Genetically predicted adipose tissue distribution influences the risk of atherosclerosis.

Abstract

Truncal obesity is a key modifiable risk factor in cardiovascular disease (CVD). It is a highly complex phenotype, and numerous factors such as the distribution of adipose tissue may influence risk of CVD.1 However, while some studies have suggested that gluteofemoral fat deposits may serve a protective role, others have offered conflicting results.2,3 As observational studies may be vulnerable to confounding from environmental factors, we conducted a Mendelian randomization study investigating the effect of regional adipose tissue distribution on the risk of different types of atherosclerosis and heart failure (HF). The Mendelian randomization approach leverages genetic variation to infer causal associations as genetic variants in the human genome are inherited randomly, independently of environmental factors.4 All data used in this study were publicly available. First, we obtained summary statistics from a recent genome-wide association study on visceral adipose tissue (VAT), abdominal subcutaneous adipose tissue (AAT), and gluteofemoral adipose tissue (GFAT).5 Adipose tissue traits were determined by magnetic resonance imaging (MRI) of up to 39 076 individuals from the UK Biobank and were adjusted for age, sex, BMI, height, and 10 principal components. Instrument variables were selected from single-nucleotide polymorphisms (SNPs) that were robustly associated with the traits on a genome-wide significant level (P < 5 × 10−8).

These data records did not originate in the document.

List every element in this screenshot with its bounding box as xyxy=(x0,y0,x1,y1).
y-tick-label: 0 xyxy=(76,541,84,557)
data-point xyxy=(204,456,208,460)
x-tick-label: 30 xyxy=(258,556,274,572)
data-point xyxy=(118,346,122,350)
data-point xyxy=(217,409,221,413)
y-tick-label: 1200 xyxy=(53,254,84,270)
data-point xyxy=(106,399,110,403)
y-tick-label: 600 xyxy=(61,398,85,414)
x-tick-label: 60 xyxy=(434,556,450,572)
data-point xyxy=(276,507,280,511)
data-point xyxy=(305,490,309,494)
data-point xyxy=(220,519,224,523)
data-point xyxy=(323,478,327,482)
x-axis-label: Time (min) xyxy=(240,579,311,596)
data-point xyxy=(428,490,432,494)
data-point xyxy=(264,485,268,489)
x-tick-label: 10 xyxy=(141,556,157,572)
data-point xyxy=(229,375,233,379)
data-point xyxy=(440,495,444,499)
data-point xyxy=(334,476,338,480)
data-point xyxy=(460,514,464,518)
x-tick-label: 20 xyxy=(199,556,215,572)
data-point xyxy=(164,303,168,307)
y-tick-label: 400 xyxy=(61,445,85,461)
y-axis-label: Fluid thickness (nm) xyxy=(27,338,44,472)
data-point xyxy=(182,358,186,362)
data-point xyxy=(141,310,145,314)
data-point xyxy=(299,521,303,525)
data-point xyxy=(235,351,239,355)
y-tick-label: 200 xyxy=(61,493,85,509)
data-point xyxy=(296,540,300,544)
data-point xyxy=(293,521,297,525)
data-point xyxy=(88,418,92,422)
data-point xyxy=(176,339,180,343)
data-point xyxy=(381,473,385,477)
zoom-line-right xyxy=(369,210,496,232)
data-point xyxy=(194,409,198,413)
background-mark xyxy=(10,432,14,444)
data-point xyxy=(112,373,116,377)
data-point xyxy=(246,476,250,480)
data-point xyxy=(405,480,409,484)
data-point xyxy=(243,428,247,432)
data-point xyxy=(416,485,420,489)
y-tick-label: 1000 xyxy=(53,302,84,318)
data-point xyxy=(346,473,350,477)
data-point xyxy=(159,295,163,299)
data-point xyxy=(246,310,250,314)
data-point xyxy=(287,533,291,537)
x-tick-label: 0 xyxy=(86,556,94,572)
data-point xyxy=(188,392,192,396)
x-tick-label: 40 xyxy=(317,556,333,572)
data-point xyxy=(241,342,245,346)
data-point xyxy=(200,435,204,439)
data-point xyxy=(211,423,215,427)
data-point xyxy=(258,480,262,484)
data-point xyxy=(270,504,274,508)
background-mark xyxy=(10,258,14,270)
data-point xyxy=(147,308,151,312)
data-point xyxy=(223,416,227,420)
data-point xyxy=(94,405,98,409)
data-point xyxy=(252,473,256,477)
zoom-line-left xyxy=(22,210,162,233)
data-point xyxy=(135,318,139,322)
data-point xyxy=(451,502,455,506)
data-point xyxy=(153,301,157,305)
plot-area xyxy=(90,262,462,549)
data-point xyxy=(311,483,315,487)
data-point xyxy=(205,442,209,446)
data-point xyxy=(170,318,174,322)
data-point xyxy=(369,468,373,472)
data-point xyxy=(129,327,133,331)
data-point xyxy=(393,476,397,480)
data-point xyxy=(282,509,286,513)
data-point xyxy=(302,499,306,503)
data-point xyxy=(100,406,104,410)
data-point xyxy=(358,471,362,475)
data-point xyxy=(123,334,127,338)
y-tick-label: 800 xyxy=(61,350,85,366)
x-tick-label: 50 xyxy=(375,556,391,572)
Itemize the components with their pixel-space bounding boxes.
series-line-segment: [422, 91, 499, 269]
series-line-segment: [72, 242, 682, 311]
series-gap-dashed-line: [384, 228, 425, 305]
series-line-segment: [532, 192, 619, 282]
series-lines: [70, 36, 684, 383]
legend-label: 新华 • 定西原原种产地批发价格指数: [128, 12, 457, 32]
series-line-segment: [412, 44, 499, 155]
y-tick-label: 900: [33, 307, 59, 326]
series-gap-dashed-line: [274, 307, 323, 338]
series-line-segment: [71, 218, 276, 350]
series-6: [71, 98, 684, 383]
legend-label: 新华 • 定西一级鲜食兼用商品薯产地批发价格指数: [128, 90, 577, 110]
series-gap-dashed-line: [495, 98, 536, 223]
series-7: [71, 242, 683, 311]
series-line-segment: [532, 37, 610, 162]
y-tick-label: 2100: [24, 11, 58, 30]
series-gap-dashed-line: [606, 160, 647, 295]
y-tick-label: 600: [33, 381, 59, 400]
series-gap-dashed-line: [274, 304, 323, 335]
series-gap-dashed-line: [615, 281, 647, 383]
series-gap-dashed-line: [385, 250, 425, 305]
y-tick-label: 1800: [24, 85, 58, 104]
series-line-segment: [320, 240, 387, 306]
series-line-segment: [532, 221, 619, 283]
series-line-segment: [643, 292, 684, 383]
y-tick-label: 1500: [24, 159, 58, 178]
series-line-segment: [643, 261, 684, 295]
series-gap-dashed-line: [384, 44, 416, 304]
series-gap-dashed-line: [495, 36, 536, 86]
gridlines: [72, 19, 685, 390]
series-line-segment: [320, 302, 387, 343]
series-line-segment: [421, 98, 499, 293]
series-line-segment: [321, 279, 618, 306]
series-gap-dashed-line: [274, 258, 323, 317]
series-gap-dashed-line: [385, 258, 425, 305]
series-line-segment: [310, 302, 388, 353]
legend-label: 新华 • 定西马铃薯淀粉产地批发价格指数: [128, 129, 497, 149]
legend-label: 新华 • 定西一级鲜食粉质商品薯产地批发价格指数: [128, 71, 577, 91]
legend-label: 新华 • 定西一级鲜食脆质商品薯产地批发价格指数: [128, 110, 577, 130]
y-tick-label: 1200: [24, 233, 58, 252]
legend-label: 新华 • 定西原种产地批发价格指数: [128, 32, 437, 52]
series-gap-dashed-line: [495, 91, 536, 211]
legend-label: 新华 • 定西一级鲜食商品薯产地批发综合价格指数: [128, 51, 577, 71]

Instrument variables were pruned for linkage disequilibrium (LD), using a 10 megabase (Mb) window. For genetically correlated variants (R2 > 0.001), the variant with the smallest P-value was selected. We considered myocardial infarction (MI), large artery atherosclerotic stroke (LAS), and peripheral artery disease (PAD) as proxies for atherosclerosis. We acquired MI and LAS summary statistics from the CARDIoGRAMplusC4D consortium6 and the European subset of the GIGASTROKE consortium.7 Summary statistics for PAD and HF were obtained from the FinnGen study.8 There was no sample overlap between exposure and outcome datasets. For instrument variables not present in the outcome datasets, we identified suitable proxy SNPs in LD (r2 > 0.8).